Her lips twitched as she poured some beef-tea into my feeder.
"If you sit up again I shall give up the case."
Her voice reminded me of the stone wall I had smashed against, and I told her so; but she was not to be moved.
"Will you give me your faithful promise that you will not sit up again? I am responsible to Dr. Renton and Mr. Rovell. I have nursed Mr. Rovell's cases for years, and I do not wish to lose his work."
She stood over me like an angel with a flaming sword.
"I promise, nursey, dear," I said meekly. "But you won't take my manuscript book from me? I can write quite easily lying down. You see, it has stiff covers."
"You can keep that," she conceded. "Are you doing French exercises?"
"No," I said gravely. "At present I am writing what you might call 'patience exercises.' When I am at work I forget how long it is before Mr. Westover will be home. I forget my back. I forget General Macintosh and my other worries. I am so absorbed in keeping my spelling and grammar in order that I have no time for other matters. You see, if I were to di—go before my husband, he might wish to see these exercises, and I should not like him to smile at my mistakes."

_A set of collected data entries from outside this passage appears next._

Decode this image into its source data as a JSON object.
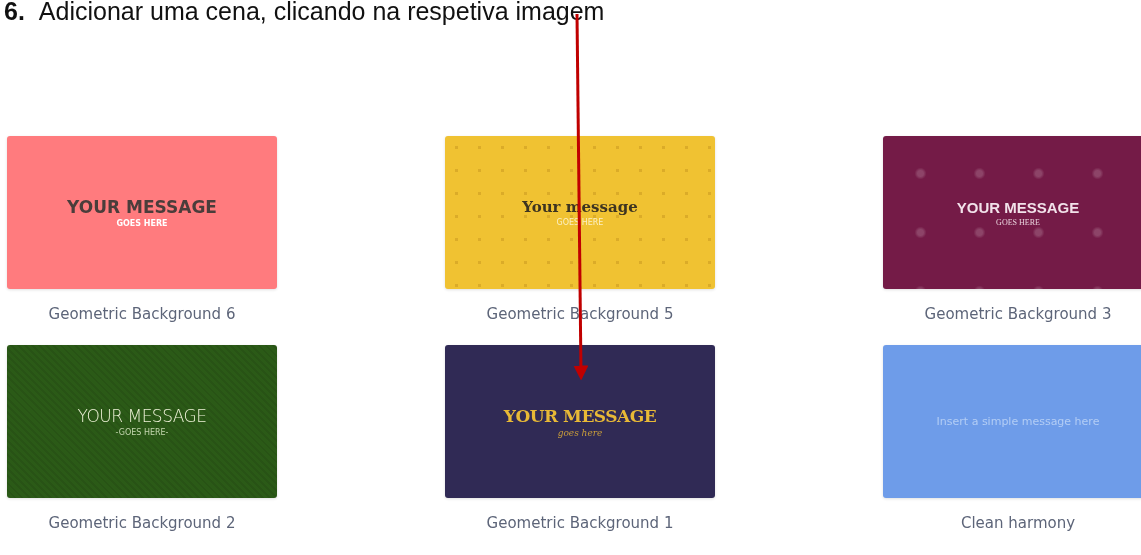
{
  "instruction": {
    "number": "6.",
    "text": "Adicionar uma cena, clicando na respetiva imagem"
  },
  "templates": [
    {
      "name": "Geometric Background 6",
      "kind": "bold",
      "color": "#ff7b7e",
      "message": "YOUR MESSAGE",
      "sub": "GOES HERE"
    },
    {
      "name": "Geometric Background 5",
      "kind": "serif",
      "color": "#f0c232",
      "message": "Your message",
      "sub": "GOES HERE"
    },
    {
      "name": "Geometric Background 3",
      "kind": "condensed",
      "color": "#741b47",
      "message": "YOUR MESSAGE",
      "sub": "GOES HERE"
    },
    {
      "name": "Geometric Background 2",
      "kind": "thin",
      "color": "#2b5a17",
      "message": "YOUR MESSAGE",
      "sub": "-GOES HERE-"
    },
    {
      "name": "Geometric Background 1",
      "kind": "varsity",
      "color": "#302a55",
      "message": "YOUR MESSAGE",
      "sub": "goes here"
    },
    {
      "name": "Clean harmony",
      "kind": "simple",
      "color": "#6e9ce9",
      "message": "Insert a simple message here"
    }
  ]
}
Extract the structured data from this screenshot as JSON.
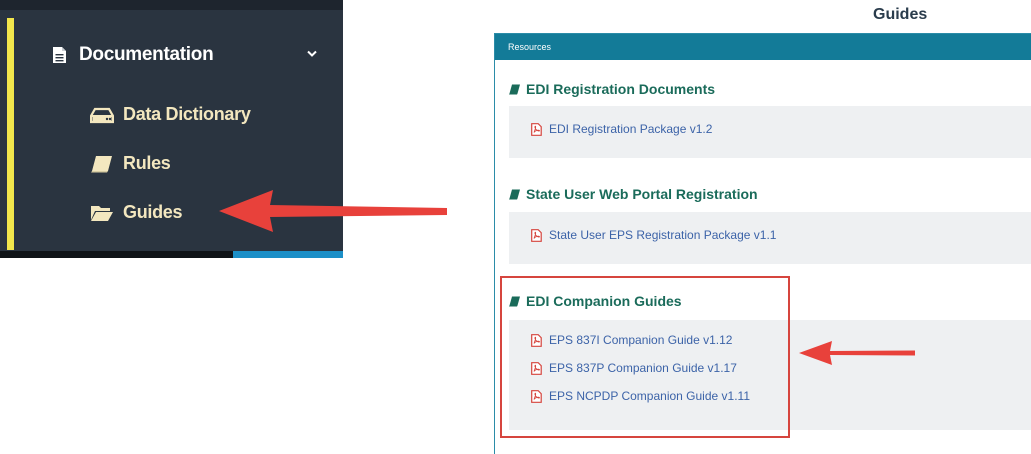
{
  "sidebar": {
    "documentation": {
      "label": "Documentation",
      "icon": "file-icon"
    },
    "items": [
      {
        "label": "Data Dictionary",
        "icon": "hard-drive-icon"
      },
      {
        "label": "Rules",
        "icon": "book-icon"
      },
      {
        "label": "Guides",
        "icon": "folder-open-icon"
      }
    ]
  },
  "page": {
    "title": "Guides"
  },
  "panel": {
    "header": "Resources",
    "sections": [
      {
        "title": "EDI Registration Documents",
        "links": [
          "EDI Registration Package v1.2"
        ]
      },
      {
        "title": "State User Web Portal Registration",
        "links": [
          "State User EPS Registration Package v1.1"
        ]
      },
      {
        "title": "EDI Companion Guides",
        "links": [
          "EPS 837I Companion Guide v1.12",
          "EPS 837P Companion Guide v1.17",
          "EPS NCPDP Companion Guide v1.11"
        ]
      }
    ]
  },
  "colors": {
    "sidebar_bg": "#2a3440",
    "sidebar_accent": "#f2e64c",
    "panel_header": "#137b98",
    "section_title": "#1a6b5a",
    "link": "#3c63a8",
    "pdf_icon": "#d6453e",
    "annotation_arrow": "#e8413b"
  }
}
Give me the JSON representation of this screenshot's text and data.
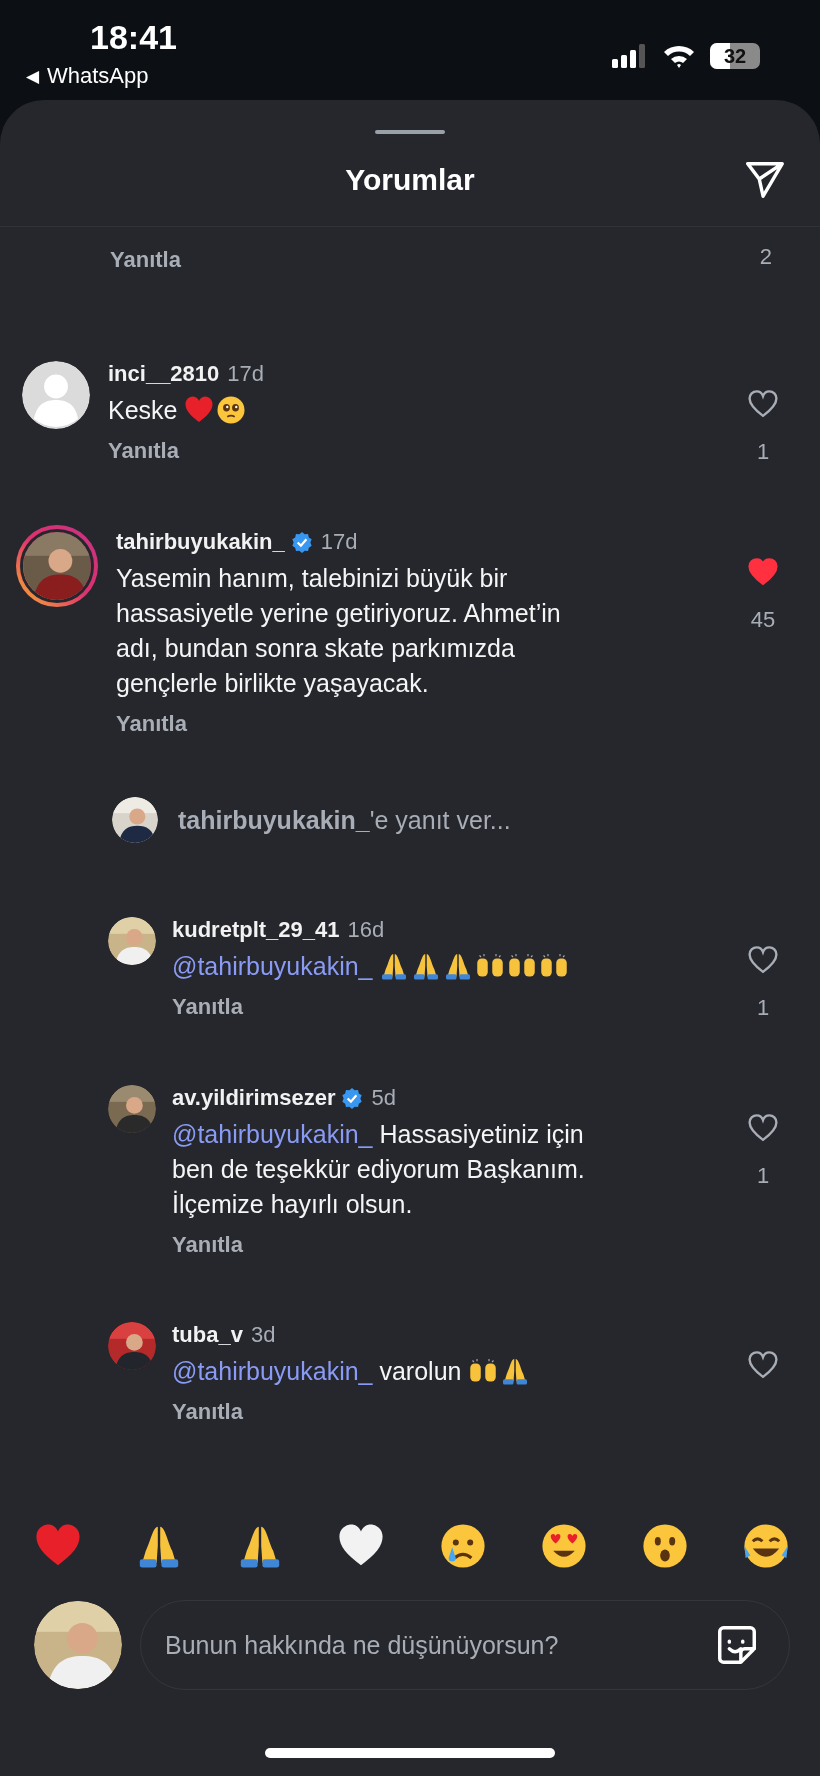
{
  "status_bar": {
    "time": "18:41",
    "back_glyph": "◀",
    "back_label": "WhatsApp",
    "battery": "32"
  },
  "sheet": {
    "title": "Yorumlar"
  },
  "previous": {
    "reply_label": "Yanıtla",
    "like_count": "2"
  },
  "comments": [
    {
      "avatar": {
        "kind": "default"
      },
      "story_ring": false,
      "username": "inci__2810",
      "verified": false,
      "time": "17d",
      "body": [
        {
          "kind": "text",
          "text": "Keske"
        },
        {
          "kind": "heart"
        },
        {
          "kind": "pleading"
        }
      ],
      "reply_label": "Yanıtla",
      "liked": false,
      "like_count": "1"
    },
    {
      "avatar": {
        "kind": "picture"
      },
      "story_ring": true,
      "username": "tahirbuyukakin_",
      "verified": true,
      "time": "17d",
      "body": [
        {
          "kind": "text",
          "text": "Yasemin hanım, talebinizi büyük bir hassasiyetle yerine getiriyoruz. Ahmet’in adı, bundan sonra skate parkımızda gençlerle birlikte yaşayacak."
        }
      ],
      "reply_label": "Yanıtla",
      "liked": true,
      "like_count": "45",
      "reply_prompt": {
        "name": "tahirbuyukakin_",
        "suffix": "'e yanıt ver..."
      },
      "children": [
        {
          "avatar": {
            "kind": "picture"
          },
          "story_ring": false,
          "username": "kudretplt_29_41",
          "verified": false,
          "time": "16d",
          "body": [
            {
              "kind": "mention",
              "text": "@tahirbuyukakin_"
            },
            {
              "kind": "pray"
            },
            {
              "kind": "pray"
            },
            {
              "kind": "pray"
            },
            {
              "kind": "raised"
            },
            {
              "kind": "raised"
            },
            {
              "kind": "raised"
            }
          ],
          "reply_label": "Yanıtla",
          "liked": false,
          "like_count": "1"
        },
        {
          "avatar": {
            "kind": "picture"
          },
          "story_ring": false,
          "username": "av.yildirimsezer",
          "verified": true,
          "time": "5d",
          "body": [
            {
              "kind": "mention",
              "text": "@tahirbuyukakin_"
            },
            {
              "kind": "text",
              "text": "Hassasiyetiniz için ben de teşekkür ediyorum Başkanım. İlçemize hayırlı olsun."
            }
          ],
          "reply_label": "Yanıtla",
          "liked": false,
          "like_count": "1"
        },
        {
          "avatar": {
            "kind": "picture"
          },
          "story_ring": false,
          "username": "tuba_v",
          "verified": false,
          "time": "3d",
          "body": [
            {
              "kind": "mention",
              "text": "@tahirbuyukakin_"
            },
            {
              "kind": "text",
              "text": "varolun"
            },
            {
              "kind": "raised"
            },
            {
              "kind": "pray"
            }
          ],
          "reply_label": "Yanıtla",
          "liked": false
        }
      ]
    }
  ],
  "reactions": [
    {
      "kind": "heart"
    },
    {
      "kind": "pray"
    },
    {
      "kind": "pray"
    },
    {
      "kind": "white_heart"
    },
    {
      "kind": "cry"
    },
    {
      "kind": "heart_eyes"
    },
    {
      "kind": "surprised"
    },
    {
      "kind": "laugh"
    }
  ],
  "composer": {
    "placeholder": "Bunun hakkında ne düşünüyorsun?"
  }
}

"You are not going before Mr. Westover," she said briskly. "All my patients think they are going to die. I am not altogether sorry, as they are so sorry for themselves that it keeps them absorbed and out of mischief. Were they not taken up in picturing their husbands flinging themselves on to their graves in a frenzy of grief they might be picking their bandages off."
I giggled and choked into my beef-tea.